I can’t really say much more about it. It’s just one of those songs I have to stop whatever I’m doing, close my eyes, and just let it pour into my brain, letting it hit everything just so I can feel how raw and powerful it is, how she can turn sadness into beauty.



“We might live like never before…”
June 4, 2009, 8:18 pm
Filed under: Life as a Broad Title | Tags: , , , ,

…when there’s nothing to give ((Delicate — Damien Rice)).

Beautiful music, beautiful melody, phenomenal song.

I don’t really know how to describe how I’m feeling right now. I’m kind of just so tired of hoping for the best, because I keep getting shot down. Every time something good happens, I have faith. Then something bad happens and it makes me wonder why I ever even tried to enjoy my life for two seconds.

I have a good streak, then I wreck my car. I have a good streak, then today I lost my wallet and someone made a bunch of charges to my visa.

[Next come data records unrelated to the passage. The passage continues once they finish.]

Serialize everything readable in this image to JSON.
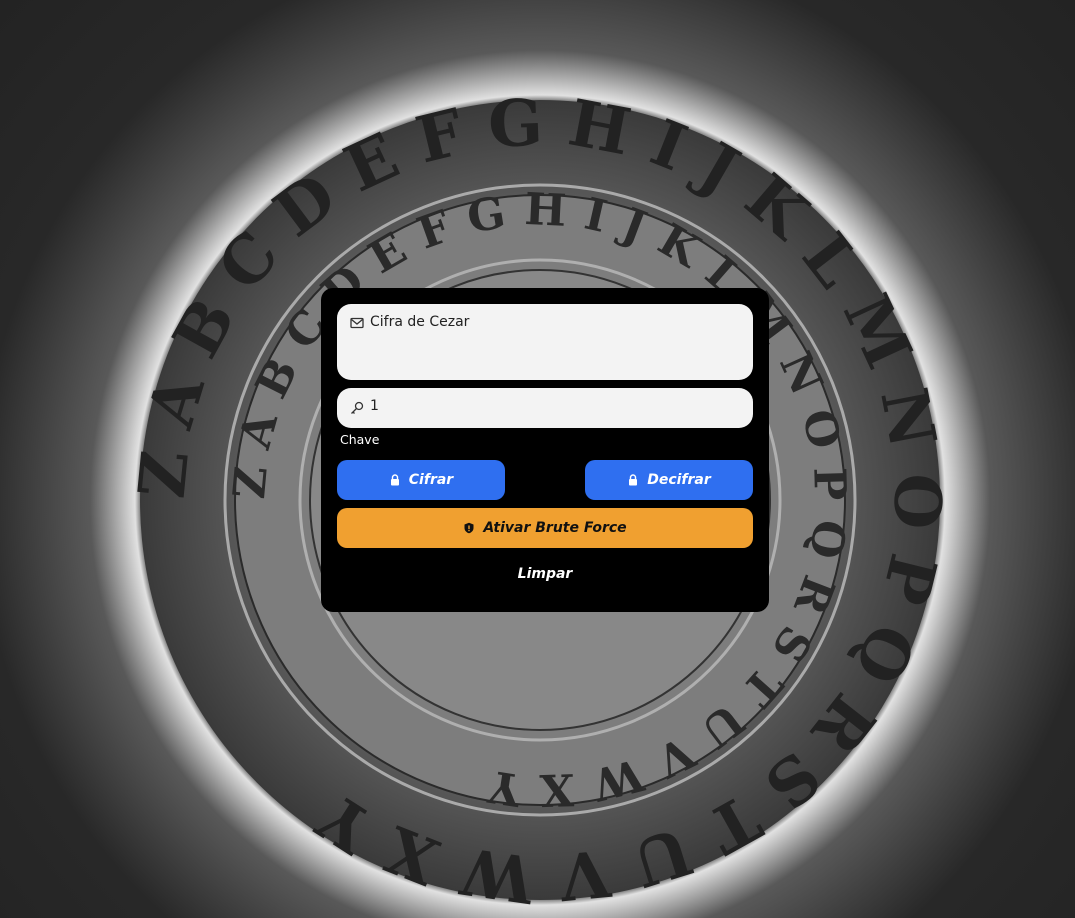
{
  "message": {
    "value": "Cifra de Cezar",
    "icon": "mail-icon"
  },
  "key": {
    "value": "1",
    "icon": "key-icon",
    "label": "Chave"
  },
  "buttons": {
    "cifrar": "Cifrar",
    "decifrar": "Decifrar",
    "brute_force": "Ativar Brute Force",
    "limpar": "Limpar"
  },
  "colors": {
    "blue": "#2f6ff0",
    "orange": "#f0a030",
    "card": "#000000"
  },
  "background": {
    "outer_ring": "ZABCDEFGHIJKLMNOPQRSTUVWXY",
    "inner_ring": "ZABCDEFGHIJKLMNOPQRSTUVWXY"
  }
}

Monday I have to go to court because of my car accident, and I’m in the middle of some of the hardest exams I’ve ever had.

I just hate how everything gets so fucked up. I feel lost in a world that expands around me everyday. I’m growing up, and things just keep getting shittier the more I have to face reality. Which poses the question, do I even want to face real life? Everything is saying no, and I can’t find the part of me that usually, quietly says yes. I’m being as quiet as I possibly can, and I can’t hear it anymore. That scares me more than anything.

I don’t really know where to go from here. Every time I say things can only get better, they get worse. But every time I say things are going to get worse, they do. I don’t know what I believe in anymore, and I’m questioning the meaning of faith at this point. What in the fuck is going on?